Commit 5892713
Step 9: deprecate subsumed specialists (v0.2 complete) (#14)
* Step 9: deprecate subsumed specialists (v0.2 complete)
Remove fetch-page-title and extract-structured-data from the advertised
skill set. Both are reachable via browser-task — page-title as a trivial
intent, structured extraction via a "return JSON: {...}" instruction
carried in the planner's done(result=...) channel. Cost delta is 2-3x
tokens per call, acceptable given zero deterministic high-volume
callers today. extract-structured-data was also out of spec on §7.1 —
it called the no-argument CreateSessionAsync overload and accepted any
host. The generalist enforces allowlists by design.
Advertised v0.2 surface lands at three skills: browser-task,
learn-form-schema, execute-form-batch.
- Delete FetchPageTitleCapability, ExtractStructuredDataCapability,
and the shared CapabilityInput URL/description parser (no other
consumers). browser-task has its own BrowserTaskInput; form
capabilities have their own input classes.
- Delete the session-level one-shot helpers that only the removed
specialists used: IBrowserSession.FetchPageTitleAsync,
CapturePageSnapshotAsync, PageSnapshot, PageSnapshotSource.
- Delete the corresponding tests — 7 unit tests for the capabilities,
the PlaywrightBrowserSessionTests + PageSnapshotTests integration
suites, and the ExtractStructuredDataIntegrationTests real-LLM
benchmark. BrowserTaskIntegrationTests remains the real-LLM surface.
- Trim StubBrowserSessionFactory + FakeAgentBrowserSession to match
the pruned IBrowserSession.
Update metadata: deploy/rockbot-seed/*.json, docker-compose.yml
description + curl smoke example, .env.example comments, Program.cs
comment, docs/capabilities.md, spec §5.2 capability table and §9.1
step-9 description, CLAUDE.md Status + Browser + Capabilities
sections, framework-feedback step-9 section. Version bumped
0.2.0-alpha.8 → 0.2.0-alpha.9.
Tests: 48 passed (46 Agent unit + 1 Forms integration + 1 placeholder),
3 real-LLM BrowserTaskIntegrationTests skipped as expected. Build
clean on Release.
Co-Authored-By: Claude Opus 4.7 (1M context) <noreply@anthropic.com>
* Step 9 follow-ups: fixes surfaced during end-to-end validation
Running RockBot → Foragent with a real browser-task (MacBook-price search
across apple.com + bestbuy.com) surfaced three pre-existing issues that
blocked step 9's claimed end-to-end validation. Fixing them here on the
step-9 branch keeps the PR's test plan honest.

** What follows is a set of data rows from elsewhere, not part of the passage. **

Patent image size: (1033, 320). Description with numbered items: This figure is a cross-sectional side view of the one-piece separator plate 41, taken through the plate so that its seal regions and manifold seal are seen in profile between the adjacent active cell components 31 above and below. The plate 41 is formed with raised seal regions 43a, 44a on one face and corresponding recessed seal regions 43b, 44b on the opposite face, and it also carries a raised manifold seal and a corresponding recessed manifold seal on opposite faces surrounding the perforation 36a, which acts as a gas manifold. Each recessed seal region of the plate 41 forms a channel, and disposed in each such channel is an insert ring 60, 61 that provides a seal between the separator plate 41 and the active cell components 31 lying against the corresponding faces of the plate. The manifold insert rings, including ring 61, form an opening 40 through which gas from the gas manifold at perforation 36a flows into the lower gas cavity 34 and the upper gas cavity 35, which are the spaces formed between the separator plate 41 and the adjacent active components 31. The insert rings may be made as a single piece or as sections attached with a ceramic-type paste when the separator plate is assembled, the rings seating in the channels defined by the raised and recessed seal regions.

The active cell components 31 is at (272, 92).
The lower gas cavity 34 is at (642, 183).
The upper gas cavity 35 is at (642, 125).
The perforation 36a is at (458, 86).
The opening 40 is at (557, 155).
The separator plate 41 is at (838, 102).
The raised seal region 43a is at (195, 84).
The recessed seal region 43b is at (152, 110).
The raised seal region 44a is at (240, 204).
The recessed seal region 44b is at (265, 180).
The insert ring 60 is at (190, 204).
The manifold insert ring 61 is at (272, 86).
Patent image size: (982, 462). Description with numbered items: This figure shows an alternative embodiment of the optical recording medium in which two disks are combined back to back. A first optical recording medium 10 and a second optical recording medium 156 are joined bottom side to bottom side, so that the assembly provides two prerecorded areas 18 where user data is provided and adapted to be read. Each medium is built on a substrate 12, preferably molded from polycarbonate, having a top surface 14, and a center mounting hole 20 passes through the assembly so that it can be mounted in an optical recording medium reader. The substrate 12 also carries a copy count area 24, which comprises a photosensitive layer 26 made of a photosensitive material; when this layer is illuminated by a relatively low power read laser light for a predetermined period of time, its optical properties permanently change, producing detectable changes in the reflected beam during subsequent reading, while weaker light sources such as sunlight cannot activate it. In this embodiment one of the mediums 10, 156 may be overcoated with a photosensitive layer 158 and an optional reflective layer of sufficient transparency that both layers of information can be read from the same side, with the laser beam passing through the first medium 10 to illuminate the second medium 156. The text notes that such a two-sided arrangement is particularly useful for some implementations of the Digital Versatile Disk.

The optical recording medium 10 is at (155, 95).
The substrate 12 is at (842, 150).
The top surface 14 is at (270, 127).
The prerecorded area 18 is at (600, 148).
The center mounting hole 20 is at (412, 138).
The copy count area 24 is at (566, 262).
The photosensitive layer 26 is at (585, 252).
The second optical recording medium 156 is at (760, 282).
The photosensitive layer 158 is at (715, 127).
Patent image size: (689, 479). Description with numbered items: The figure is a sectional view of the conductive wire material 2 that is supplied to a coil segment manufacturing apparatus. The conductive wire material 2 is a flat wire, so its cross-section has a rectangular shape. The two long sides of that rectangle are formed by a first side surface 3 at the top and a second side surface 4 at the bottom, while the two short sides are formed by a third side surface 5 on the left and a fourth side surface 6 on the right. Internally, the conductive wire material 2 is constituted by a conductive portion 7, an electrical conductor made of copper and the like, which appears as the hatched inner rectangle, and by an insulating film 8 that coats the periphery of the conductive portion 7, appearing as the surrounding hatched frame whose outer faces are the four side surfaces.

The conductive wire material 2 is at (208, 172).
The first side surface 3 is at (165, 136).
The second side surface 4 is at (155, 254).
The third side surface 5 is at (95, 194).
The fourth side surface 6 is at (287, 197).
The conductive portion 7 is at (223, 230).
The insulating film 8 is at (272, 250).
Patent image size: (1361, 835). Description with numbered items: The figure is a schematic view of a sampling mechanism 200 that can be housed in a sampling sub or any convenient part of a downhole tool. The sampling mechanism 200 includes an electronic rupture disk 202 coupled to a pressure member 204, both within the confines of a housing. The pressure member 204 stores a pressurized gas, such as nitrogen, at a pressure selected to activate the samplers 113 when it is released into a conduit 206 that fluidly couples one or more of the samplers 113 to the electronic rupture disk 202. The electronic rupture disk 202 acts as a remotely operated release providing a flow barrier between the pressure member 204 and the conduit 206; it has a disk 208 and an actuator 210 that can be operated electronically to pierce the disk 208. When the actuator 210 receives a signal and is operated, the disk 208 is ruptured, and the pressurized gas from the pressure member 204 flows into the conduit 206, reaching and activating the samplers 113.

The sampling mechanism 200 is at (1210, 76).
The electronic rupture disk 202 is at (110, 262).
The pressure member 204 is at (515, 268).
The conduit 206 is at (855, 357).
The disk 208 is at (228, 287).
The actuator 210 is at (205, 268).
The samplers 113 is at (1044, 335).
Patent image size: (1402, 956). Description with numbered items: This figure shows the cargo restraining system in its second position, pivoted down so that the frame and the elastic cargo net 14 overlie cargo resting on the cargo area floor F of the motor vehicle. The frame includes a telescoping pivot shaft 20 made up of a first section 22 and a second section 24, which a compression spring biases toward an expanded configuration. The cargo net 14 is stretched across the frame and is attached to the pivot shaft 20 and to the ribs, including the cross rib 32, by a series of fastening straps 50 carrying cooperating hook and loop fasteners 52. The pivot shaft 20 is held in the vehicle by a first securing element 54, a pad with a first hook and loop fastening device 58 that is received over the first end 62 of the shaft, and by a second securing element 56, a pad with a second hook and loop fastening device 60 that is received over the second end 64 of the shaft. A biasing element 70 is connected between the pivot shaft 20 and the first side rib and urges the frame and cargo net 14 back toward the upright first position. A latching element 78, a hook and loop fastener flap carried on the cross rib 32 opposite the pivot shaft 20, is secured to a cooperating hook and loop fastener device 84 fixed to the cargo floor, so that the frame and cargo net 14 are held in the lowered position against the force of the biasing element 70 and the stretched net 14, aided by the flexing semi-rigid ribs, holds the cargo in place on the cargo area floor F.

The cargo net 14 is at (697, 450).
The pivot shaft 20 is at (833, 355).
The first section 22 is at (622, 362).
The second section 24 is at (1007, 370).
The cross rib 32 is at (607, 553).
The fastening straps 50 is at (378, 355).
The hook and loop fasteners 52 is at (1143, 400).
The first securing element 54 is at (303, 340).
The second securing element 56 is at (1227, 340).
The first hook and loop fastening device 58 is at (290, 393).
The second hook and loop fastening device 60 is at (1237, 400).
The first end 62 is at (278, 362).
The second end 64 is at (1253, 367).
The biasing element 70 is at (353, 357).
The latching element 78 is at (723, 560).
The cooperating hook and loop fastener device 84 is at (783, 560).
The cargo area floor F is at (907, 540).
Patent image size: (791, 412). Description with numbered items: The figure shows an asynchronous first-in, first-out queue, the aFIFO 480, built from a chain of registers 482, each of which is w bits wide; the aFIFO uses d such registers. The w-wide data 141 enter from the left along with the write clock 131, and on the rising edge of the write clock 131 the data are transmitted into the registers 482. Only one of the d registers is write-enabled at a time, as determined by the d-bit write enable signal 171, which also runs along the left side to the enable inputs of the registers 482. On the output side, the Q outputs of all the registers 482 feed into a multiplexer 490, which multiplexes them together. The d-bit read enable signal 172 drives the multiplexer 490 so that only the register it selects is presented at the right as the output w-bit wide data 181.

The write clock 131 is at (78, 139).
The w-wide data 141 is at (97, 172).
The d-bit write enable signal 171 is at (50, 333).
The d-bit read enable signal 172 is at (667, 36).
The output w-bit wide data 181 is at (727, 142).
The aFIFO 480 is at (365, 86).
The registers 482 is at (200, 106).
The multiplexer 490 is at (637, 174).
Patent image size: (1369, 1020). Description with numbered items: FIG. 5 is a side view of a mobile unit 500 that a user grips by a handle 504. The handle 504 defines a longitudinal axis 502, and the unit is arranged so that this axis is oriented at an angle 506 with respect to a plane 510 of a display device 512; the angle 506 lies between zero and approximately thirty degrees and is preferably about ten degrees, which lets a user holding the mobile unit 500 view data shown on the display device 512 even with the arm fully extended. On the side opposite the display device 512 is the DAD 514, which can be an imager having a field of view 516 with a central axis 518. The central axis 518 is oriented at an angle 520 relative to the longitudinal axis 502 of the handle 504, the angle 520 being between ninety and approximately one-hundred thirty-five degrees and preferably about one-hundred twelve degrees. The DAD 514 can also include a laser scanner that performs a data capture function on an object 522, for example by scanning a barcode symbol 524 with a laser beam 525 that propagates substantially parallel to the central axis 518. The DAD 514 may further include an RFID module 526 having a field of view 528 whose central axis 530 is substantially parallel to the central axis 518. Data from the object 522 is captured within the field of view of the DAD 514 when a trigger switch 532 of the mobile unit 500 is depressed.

1. BrowserTaskPriming required IEmbeddingGenerator (DI resolution bug)
The primary-constructor parameter was annotated nullable
(IEmbeddingGenerator<string, Embedding<float>>?), but MSDI ignores C#
nullable annotations — it only honors default parameter values.
Reordered to put embeddingGenerator last with = null so MSDI treats
it as optional. Spec §5.6 says missing embeddings should downgrade
to BM25-only retrieval; that claim is now actually true. Two test
callers updated to drop the explicit embeddingGenerator: null arg.
2. Skill names with dotted hosts failed silently
RockBot 0.9's FileSkillStore.ValidateName rejects '.' — every real
host (bsky.app, apple.com, example.com) threw ArgumentException on
save. BskySeedSkillService swallowed the throw as a startup warning,
TryWriteLearnedSkillAsync swallowed it on the error path, and form
schemas just never persisted. Added SkillNaming.SanitizeHost that
replaces '.' → '-' (bsky.app → bsky-app) and applied it at three
call sites: BskySeedSkillService, BrowserTaskCapability.
TryWriteLearnedSkillAsync, LearnFormSchemaCapability.DeriveSkillName.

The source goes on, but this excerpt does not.